A cette question, les avis restent partagés. D’aucuns soutiennent que la Haute Cour ne disposait pas de marge de manœuvre suffisante pour se démarquer du modèle déjà décidé par la commission nationale électorale indépendante et dont les élus étaient, à des exceptions près, sélectionnés à l’avance pour le besoin de la cause. Cette position que soutiennent les ténors de l’opposition en RDC prend de plus en plus forme lorsque l’on regarde la manière dont la CSJ se comporte dans le traitement des dossiers en contestations des résultats électoraux.
Alors que l’on croyait la Cour Suprême de Justice capable d’un sursaut d’indépendance pour sauver sa crédibilité et sortir des sentiers battus, voilà que les pressions politiques exercées sur les hauts magistrats viennent ternir encore davantage le blason de cette institution prestigieuse. Non sans raison. Une source proche du pouvoir judiciaire renseigne, citant le cas de la circonscription d’Idiofa dans la province du Bandundu, que la Cour Suprême de Justice s’est dangereusement compromise dans le traitement du contentieux électoral dans cette circonscription. Suivant cette logique et considérant les personnalités mises en cause dans les différentes requêtes en contestation pour les élections législatives à Idiofa, les observateurs concluent à des pressions politiques qu’auraient subies les magistrats de la Cour Suprême de Justice.

Le cas d’Idiofa

 

A Idiofa, en effet, les informations en rapport avec le déroulement du scrutin indiquent que tout était à refaire dans cette contrée pour des raisons évidentes de trafic des résultats, bourrage des urnes, partialité dans le chef des membres du CLCR et autre trafic des bulletins de vote.
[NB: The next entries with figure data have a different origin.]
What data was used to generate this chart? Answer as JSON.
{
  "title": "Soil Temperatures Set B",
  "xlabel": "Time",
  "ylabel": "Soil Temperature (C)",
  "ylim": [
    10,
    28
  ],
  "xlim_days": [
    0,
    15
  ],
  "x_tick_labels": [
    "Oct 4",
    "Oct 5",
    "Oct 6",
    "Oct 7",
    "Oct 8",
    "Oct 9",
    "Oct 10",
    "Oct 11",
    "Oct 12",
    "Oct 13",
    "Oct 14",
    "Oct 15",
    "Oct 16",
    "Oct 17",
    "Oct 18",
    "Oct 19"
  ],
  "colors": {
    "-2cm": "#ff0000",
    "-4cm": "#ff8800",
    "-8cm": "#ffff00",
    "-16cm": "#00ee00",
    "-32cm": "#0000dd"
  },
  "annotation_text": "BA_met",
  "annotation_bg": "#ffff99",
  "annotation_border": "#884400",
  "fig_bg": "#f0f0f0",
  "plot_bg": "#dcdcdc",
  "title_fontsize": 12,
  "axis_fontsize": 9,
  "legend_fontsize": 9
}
Toute cette situation, preuves à l’appui, a été présentée devant la Cour Suprême de Justice qui, contre toute attente, a rendu son Arrêt hier mercredi le 18 avril 2012. La surprise était générale au cours de l’audience publique organisée à cet effet. Les élus provisoires de la circonscription d’Idiofa, pourtant contestés, viennent ainsi d’être confirmés par la Cour Suprême de Justice.
Parmi l’assistance présente dans la salle d’audiences, l’ambiance n’était pas de grande fête.
La messe était plus que noire. Maïs pour qui connaît les élus d’Idiofa 2012, la Cour Suprême de Justice ne pouvait pas se comporter autrement. Idiofa c’est le fief de l’actuel Président de l’Assemblé Nationale, Aubin Mibaku (PPRD). Idiofa c’est encore le fief de l’ancien 1er Président de la même chambre, Boris Mbuku (ARC). Idiofa c’est enfin le fief du médecin et ancien gouverneur de la province du Bandundu, Richard Ndambu (MIP).
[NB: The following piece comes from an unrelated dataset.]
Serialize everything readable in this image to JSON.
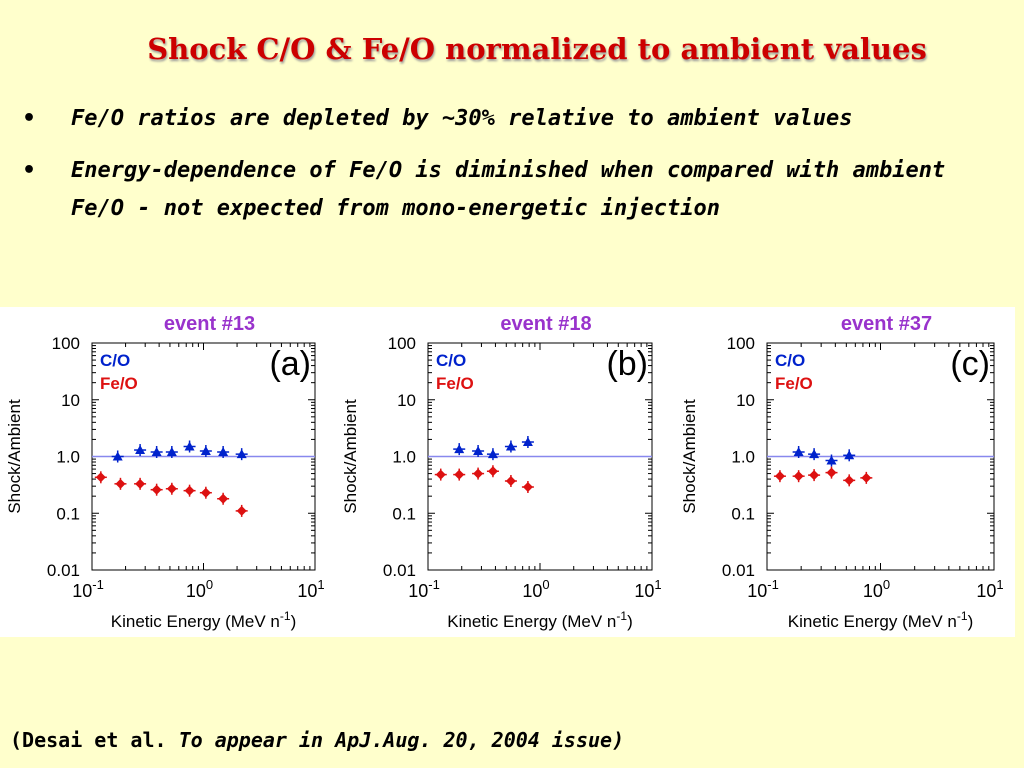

A l’allure où vont les choses, les observateurs avertis sont d’avis que de cette procédure en contestation des résultats électoraux ne sortira pas grand-chose. Sur les 508 dossiers introduits, seulement une dizaine pourrait connaître une issue favorable. Et même alors rien n’est sûr.
Pour autant que certaines sources parlent du recomptage des voix ou de la validation de certains résultats de vote. Ce qui relance le débat sur la crédibilité des élections telle que dénoncée par les différentes organisations nationales et autres missions internationales d’observation des élections en République Démocratique du Congo.